De heer Lintmeijer (GroenLinks):
Misschien heeft mevrouw Faber gehoord dat ik heb gezegd dat wij een verantwoordelijkheid voor bedrijven en overheid zien, en dat ik ook heb gezegd dat de consument een eigen verantwoordelijkheid heeft. Mijn wat simpele voorbeeld was drie T-shirts voor een tientje. Daarvan zou je kunnen weten dat het rammelt. Op dat soort momenten spreekt mijn fractie ook de consument zelf aan: goh, denk eens na over de vraag of dat nog wel koosjer is. We weten veel. We hebben informatie uit ketens. Tegelijkertijd is het onmogelijk om vanuit een consumentenpositie alles te overzien van wat er in de keten gebeurt. Zelfs voor bedrijven is dat al lastig en wij snappen ook best dat dat een flinke stap vergt. U zegt: er is niks gebeurd. Daar kun je over van mening verschillen. En als in Bangladesh de eisen omhoog gaan, vinden we nieuwe productie in Myanmar, om maar eens wat te noemen. En daar zijn de tarieven dan nog weer wat lager en het toezicht op de productie weer minder. Het is toch een beetje water dat naar het laagste putje stroomt. Wij pleiten dus niet alleen voor het een doen en het andere laten zitten. Wij zien de bewegingen van de kant van het bedrijfsleven om telkens weer dat laagste putje op te zoeken. Deze wet zal niet alles oplossen. Het is een stapje in de richting van een handhaafbaar en juridisch afdwingbaar protocol. Als de wet op een goede manier wordt ingevoerd en uitgevoerd, denken wij dat dat kan bijdragen.
Mevrouw Faber-van de Klashorst (PVV):
Dan kom ik nog even terug op mijn vraag. Die betrof de vakbond FNV. Zij hebben die kennis. Zij weten precies wat er speelt. Ze weten precies wat de arbeidsomstandigheden zijn. Die kennis is al decennialang niet gebruikt. Vindt u dan niet dat de kennis van in dit voorbeeld de vakbond in dezen gebruikt moet worden en naar buiten gebracht moet worden?
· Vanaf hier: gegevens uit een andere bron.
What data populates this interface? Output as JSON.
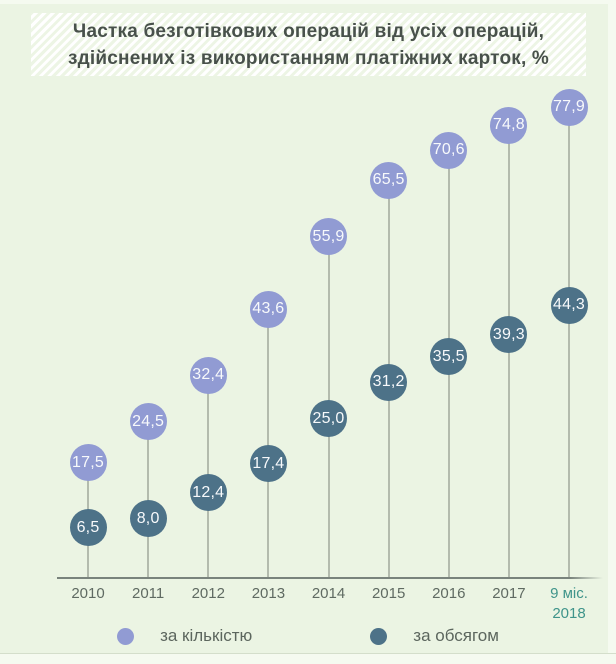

De heer Lintmeijer (GroenLinks):
Als mevrouw Faber dat zo open vraagt, zeg ik dat wij natuurlijk alle kennis die wij hebben moeten benutten en gebruiken. Maar het ontslaat andere partijen in de keten, zoals de bedrijven, de producenten en anderen, niet van hun verantwoordelijkheid.
De voorzitter:
Tot slot, mevrouw Faber.
Mevrouw Faber-van de Klashorst (PVV):
Ja, mevrouw de voorzitter. Ik ben in ieder geval blij dat de collega van GroenLinks daar toch nog wel enig heil in ziet en dat we die informatie nog wel mogen gebruiken. Nou blijkt dat de voorzitter van de FNV, Han Busker, lid is van GroenLinks. Ik stel dus voor dat u eens met Han Busker gaat praten om dat te berde te brengen en om hem te vragen die gegevens naar buiten te brengen, zodat we de consumenten kunnen informeren. Want die consumenten hebben indirect, via de belastingen, miljoenen bijgedragen aan deze informatie. Dus die hebben recht op deze informatie. Wilt u dit voorleggen bij de voorzitter van de FNV, die uw partijgenoot is?
De heer Lintmeijer (GroenLinks):
Onze partij heeft fantastische leden en wij zijn met allen in gesprek.
Dank u wel.
De voorzitter:
Dank u wel, meneer Lintmeijer. Ik geef het woord aan de heer Van Dijk.